Exaggerating the threat posed by the Florida governor could inadvertently increase Mr. Trump’s prospects in the Republican primaries. And if Mr. DeSantis does get the nomination, progressive overreaction toward him in the primary contest could ultimately undermine the case against him in the general election.
The case against Mr. DeSantis is rooted in his policy commitments. During his time as Florida’s chief executive, he has governed from the hard right, taking aggressive aim at voting rights, pursuing politicized prosecutions, restricting what can be taught in public schools and universities, strong-arming private businesses, using refugees as human props to score political points and engaging in flagrant demagogy about vaccines. Before that, as a congressman, he supported cuts to Social Security and Medicare and voted for a bill that would have severely weakened Obamacare. All of that provides ample reason to rally against him should he end up as the Republican nominee in 2024.
But none of it makes Mr. DeSantis worse than Mr. Trump, who also did and sought to do bad things in office: the Muslim travel ban, forcibly separating migrants from their children, and much else.
Could the Trump era have been worse? Absolutely, and here liberals have a point when they suggest Mr. Trump’s ability to wreak havoc was limited by his ineptness. Based on what we’ve seen of Mr. DeSantis’s performance as governor of Florida, a DeSantis administration would likely display much greater discipline and competence than what the country endured under Mr. Trump.
Yet it’s also the case that people in the Trump orbit recognize this problem and plan to ensure things work out differently next time. That includes ideas for bolder action on policy and much tighter and more focused management of the president, with an eye toward running an administration capable of acting much more shrewdly and ruthlessly than the last time.

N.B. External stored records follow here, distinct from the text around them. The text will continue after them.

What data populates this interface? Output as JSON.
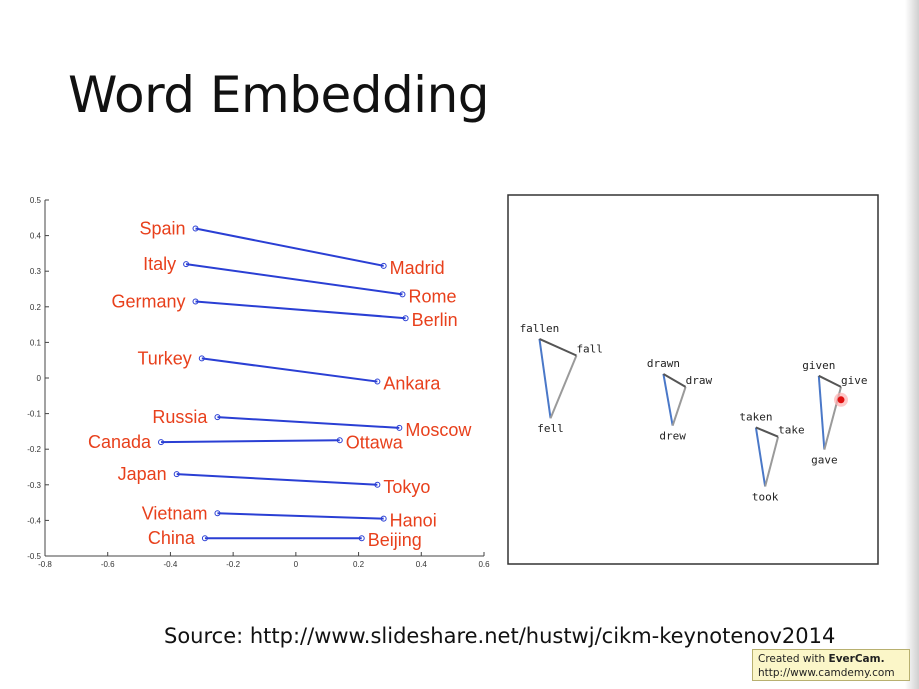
{
  "slide": {
    "title": "Word Embedding",
    "source": "Source: http://www.slideshare.net/hustwj/cikm-keynotenov2014",
    "watermark": {
      "line1_prefix": "Created with",
      "brand": "EverCam.",
      "line2": "http://www.camdemy.com"
    }
  },
  "chart_data": [
    {
      "type": "line",
      "title": "",
      "xlabel": "",
      "ylabel": "",
      "xlim": [
        -0.8,
        0.6
      ],
      "ylim": [
        -0.5,
        0.5
      ],
      "xticks": [
        "-0.8",
        "-0.6",
        "-0.4",
        "-0.2",
        "0",
        "0.2",
        "0.4",
        "0.6"
      ],
      "yticks": [
        "0.5",
        "0.4",
        "0.3",
        "0.2",
        "0.1",
        "0",
        "-0.1",
        "-0.2",
        "-0.3",
        "-0.4",
        "-0.5"
      ],
      "grid": false,
      "line_color": "#2a3fd4",
      "label_color": "#e8401c",
      "pairs": [
        {
          "country": "Spain",
          "capital": "Madrid",
          "country_xy": [
            -0.32,
            0.42
          ],
          "capital_xy": [
            0.28,
            0.315
          ]
        },
        {
          "country": "Italy",
          "capital": "Rome",
          "country_xy": [
            -0.35,
            0.32
          ],
          "capital_xy": [
            0.34,
            0.235
          ]
        },
        {
          "country": "Germany",
          "capital": "Berlin",
          "country_xy": [
            -0.32,
            0.215
          ],
          "capital_xy": [
            0.35,
            0.168
          ]
        },
        {
          "country": "Turkey",
          "capital": "Ankara",
          "country_xy": [
            -0.3,
            0.055
          ],
          "capital_xy": [
            0.26,
            -0.01
          ]
        },
        {
          "country": "Russia",
          "capital": "Moscow",
          "country_xy": [
            -0.25,
            -0.11
          ],
          "capital_xy": [
            0.33,
            -0.14
          ]
        },
        {
          "country": "Canada",
          "capital": "Ottawa",
          "country_xy": [
            -0.43,
            -0.18
          ],
          "capital_xy": [
            0.14,
            -0.175
          ]
        },
        {
          "country": "Japan",
          "capital": "Tokyo",
          "country_xy": [
            -0.38,
            -0.27
          ],
          "capital_xy": [
            0.26,
            -0.3
          ]
        },
        {
          "country": "Vietnam",
          "capital": "Hanoi",
          "country_xy": [
            -0.25,
            -0.38
          ],
          "capital_xy": [
            0.28,
            -0.395
          ]
        },
        {
          "country": "China",
          "capital": "Beijing",
          "country_xy": [
            -0.29,
            -0.45
          ],
          "capital_xy": [
            0.21,
            -0.45
          ]
        }
      ]
    },
    {
      "type": "scatter",
      "title": "",
      "description_axes": "none",
      "xlim": [
        0,
        100
      ],
      "ylim": [
        0,
        100
      ],
      "point_color": "#222222",
      "triangles": [
        {
          "past_participle": "fallen",
          "base": "fall",
          "past": "fell",
          "pp_xy": [
            8.5,
            61
          ],
          "base_xy": [
            18.5,
            56.5
          ],
          "past_xy": [
            11.5,
            39.5
          ]
        },
        {
          "past_participle": "drawn",
          "base": "draw",
          "past": "drew",
          "pp_xy": [
            42,
            51.5
          ],
          "base_xy": [
            48,
            48
          ],
          "past_xy": [
            44.5,
            37.5
          ]
        },
        {
          "past_participle": "taken",
          "base": "take",
          "past": "took",
          "pp_xy": [
            67,
            37
          ],
          "base_xy": [
            73,
            34.5
          ],
          "past_xy": [
            69.5,
            21
          ]
        },
        {
          "past_participle": "given",
          "base": "give",
          "past": "gave",
          "pp_xy": [
            84,
            51
          ],
          "base_xy": [
            90,
            48
          ],
          "past_xy": [
            85.5,
            31
          ]
        }
      ],
      "edge_colors": {
        "pp_to_past": "#4a78c8",
        "past_to_base": "#9a9a9a",
        "base_to_pp": "#555555"
      },
      "cursor_marker_xy": [
        90,
        44.5
      ]
    }
  ]
}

Read the entire piece here.
Linker may be right, but both men are illiberal populists and bad for the United States.
I think Linker might be correct: He says Trump and DeSantis are equally bad on policy, but Trump is “categorically more dangerous than anyone else running or likely to run for president in 2024” precisely because of his impulsive, uncoordinated, nihilistic, narcissistic, profoundly un-democratic character.
It’s true that that renders Trump less efficient at implementing his policies than he otherwise might have been (and perhaps than a President DeSantis would be). But Trump’s subtler but deeper effect is he’s making the GOP over into his own image. Those temperamental alterations in what was once one of America’s great instruments of liberation strike me as more dangerous to the republic than any discreet policy being proposed, no matter how malevolent it may be.